Body corporate trustees and managing agents in sectional title schemes do not escape liability for on-site injuries according to the new construction regulations contained in the Occupational Health and Safety Act.

New regulations hold trustees of bodies corporate responsible if workers are injured in sectional title or homeowners’ association complexes – even if the trustees haven’t been informed that work is being undertaken on site.

In fact, the construction regulations apply to all properties and all owners. It’s just that in sectional title properties, apartments, business complexes and multi-tenanted office buildings, the trustees form another layer of authority that can be called to account for any accident that may occur on the property.

“There are a number of simple things you can do to ameliorate the risk to trustees and owners,” says Clint Riddin, senior practitioner of specialist property accounting practice Clint Riddin and Associates, and himself the chairperson of a large body corporate.

“Make sure your sectional title property has a baseline risk assessment that becomes its health and safety file. The trustees, owners and managing agents must have a copy of this file and a copy must be given to any contractor or worker quoting on a job or before commencing any work.”

For further protection against a wide range of risks associated with this legislation, Riddin advises getting specialised insurance through a reputable firm. Although injured workers may, of course, seek redress through the courts, a properly tailored insurance product transfers the responsibility for dealing with that process and claim away from the trustee or owners and onto the insurance company.

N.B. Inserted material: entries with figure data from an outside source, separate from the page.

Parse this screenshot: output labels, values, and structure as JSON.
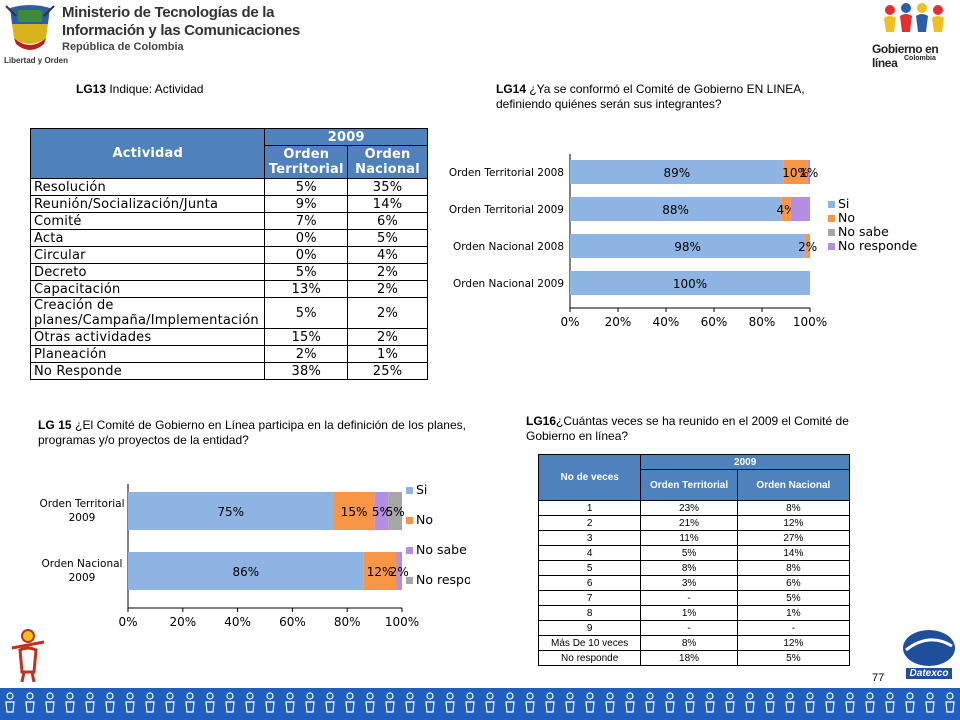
{
  "header": {
    "ministry_line1": "Ministerio de Tecnologías de la",
    "ministry_line2": "Información y las Comunicaciones",
    "ministry_line3": "República de Colombia",
    "motto": "Libertad y Orden",
    "gel_title": "Gobierno en línea",
    "gel_sub": "Colombia"
  },
  "q13": {
    "code": "LG13",
    "text": " Indique: Actividad"
  },
  "q14": {
    "code": "LG14",
    "text": " ¿Ya se conformó el Comité de Gobierno EN LINEA, definiendo quiénes serán sus integrantes?"
  },
  "q15": {
    "code": "LG 15",
    "text": " ¿El Comité de Gobierno en Línea participa en la definición de los planes, programas y/o proyectos de la entidad?"
  },
  "q16": {
    "code": "LG16",
    "text": "¿Cuántas veces se ha reunido en el 2009 el Comité de Gobierno en línea?"
  },
  "table1": {
    "col_actividad": "Actividad",
    "year": "2009",
    "col_territorial": "Orden Territorial",
    "col_nacional": "Orden Nacional",
    "rows": [
      [
        "Resolución",
        "5%",
        "35%"
      ],
      [
        "Reunión/Socialización/Junta",
        "9%",
        "14%"
      ],
      [
        "Comité",
        "7%",
        "6%"
      ],
      [
        "Acta",
        "0%",
        "5%"
      ],
      [
        "Circular",
        "0%",
        "4%"
      ],
      [
        "Decreto",
        "5%",
        "2%"
      ],
      [
        "Capacitación",
        "13%",
        "2%"
      ],
      [
        "Creación de planes/Campaña/Implementación",
        "5%",
        "2%"
      ],
      [
        "Otras actividades",
        "15%",
        "2%"
      ],
      [
        "Planeación",
        "2%",
        "1%"
      ],
      [
        "No Responde",
        "38%",
        "25%"
      ]
    ]
  },
  "table2": {
    "col_veces": "No de veces",
    "year": "2009",
    "col_territorial": "Orden Territorial",
    "col_nacional": "Orden Nacional",
    "rows": [
      [
        "1",
        "23%",
        "8%"
      ],
      [
        "2",
        "21%",
        "12%"
      ],
      [
        "3",
        "11%",
        "27%"
      ],
      [
        "4",
        "5%",
        "14%"
      ],
      [
        "5",
        "8%",
        "8%"
      ],
      [
        "6",
        "3%",
        "6%"
      ],
      [
        "7",
        "-",
        "5%"
      ],
      [
        "8",
        "1%",
        "1%"
      ],
      [
        "9",
        "-",
        "-"
      ],
      [
        "Más De 10 veces",
        "8%",
        "12%"
      ],
      [
        "No responde",
        "18%",
        "5%"
      ]
    ]
  },
  "chart_data": [
    {
      "type": "bar",
      "orientation": "horizontal",
      "stacked": true,
      "categories": [
        "Orden Territorial 2008",
        "Orden Territorial 2009",
        "Orden Nacional 2008",
        "Orden Nacional 2009"
      ],
      "series": [
        {
          "name": "Si",
          "values": [
            89,
            88,
            98,
            100
          ],
          "labels": [
            "89%",
            "88%",
            "98%",
            "100%"
          ],
          "color": "#8db4e2"
        },
        {
          "name": "No",
          "values": [
            10,
            4,
            2,
            0
          ],
          "labels": [
            "10%",
            "4%",
            "2%",
            ""
          ],
          "color": "#f79646"
        },
        {
          "name": "No sabe",
          "values": [
            0,
            0,
            0,
            0
          ],
          "labels": [
            "",
            "",
            "",
            ""
          ],
          "color": "#a6a6a6"
        },
        {
          "name": "No responde",
          "values": [
            1,
            8,
            0,
            0
          ],
          "labels": [
            "1%",
            "",
            "",
            ""
          ],
          "color": "#b48ee0"
        }
      ],
      "xticks": [
        "0%",
        "20%",
        "40%",
        "60%",
        "80%",
        "100%"
      ],
      "xlim": [
        0,
        100
      ],
      "legend": "right"
    },
    {
      "type": "bar",
      "orientation": "horizontal",
      "stacked": true,
      "categories": [
        "Orden Territorial 2009",
        "Orden Nacional 2009"
      ],
      "category_lines": [
        [
          "Orden Territorial",
          "2009"
        ],
        [
          "Orden Nacional",
          "2009"
        ]
      ],
      "series": [
        {
          "name": "Si",
          "values": [
            75,
            86
          ],
          "labels": [
            "75%",
            "86%"
          ],
          "color": "#8db4e2"
        },
        {
          "name": "No",
          "values": [
            15,
            12
          ],
          "labels": [
            "15%",
            "12%"
          ],
          "color": "#f79646"
        },
        {
          "name": "No sabe",
          "values": [
            5,
            2
          ],
          "labels": [
            "5%",
            "2%"
          ],
          "color": "#b48ee0"
        },
        {
          "name": "No responde",
          "values": [
            5,
            0
          ],
          "labels": [
            "5%",
            ""
          ],
          "color": "#a6a6a6"
        }
      ],
      "xticks": [
        "0%",
        "20%",
        "40%",
        "60%",
        "80%",
        "100%"
      ],
      "xlim": [
        0,
        100
      ],
      "legend": "right"
    }
  ],
  "footer": {
    "page_number": "77",
    "brand": "Datexco"
  }
}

SaXum Insurance has developed special cover for these types of risk. Its occupational health and safety insurance product is designed to protect property owners, body-corporate trustees and property managers, and includes public liability, professional indemnity and directors’ and officers’ liability, says consultant Pierre Marais.

“The latter clauses are crucial as are the covers for legal defence costs for trustees when you consider, in most cases, they are volunteers performing the task for little or no compensation,” says Riddin.

“The regulations are law, so no-one can simply opt out of these responsibilities. The solution is straightforward, though: Complete a risk assessment, ensure easy access to the health and safety file, and get specially tailored insurance.”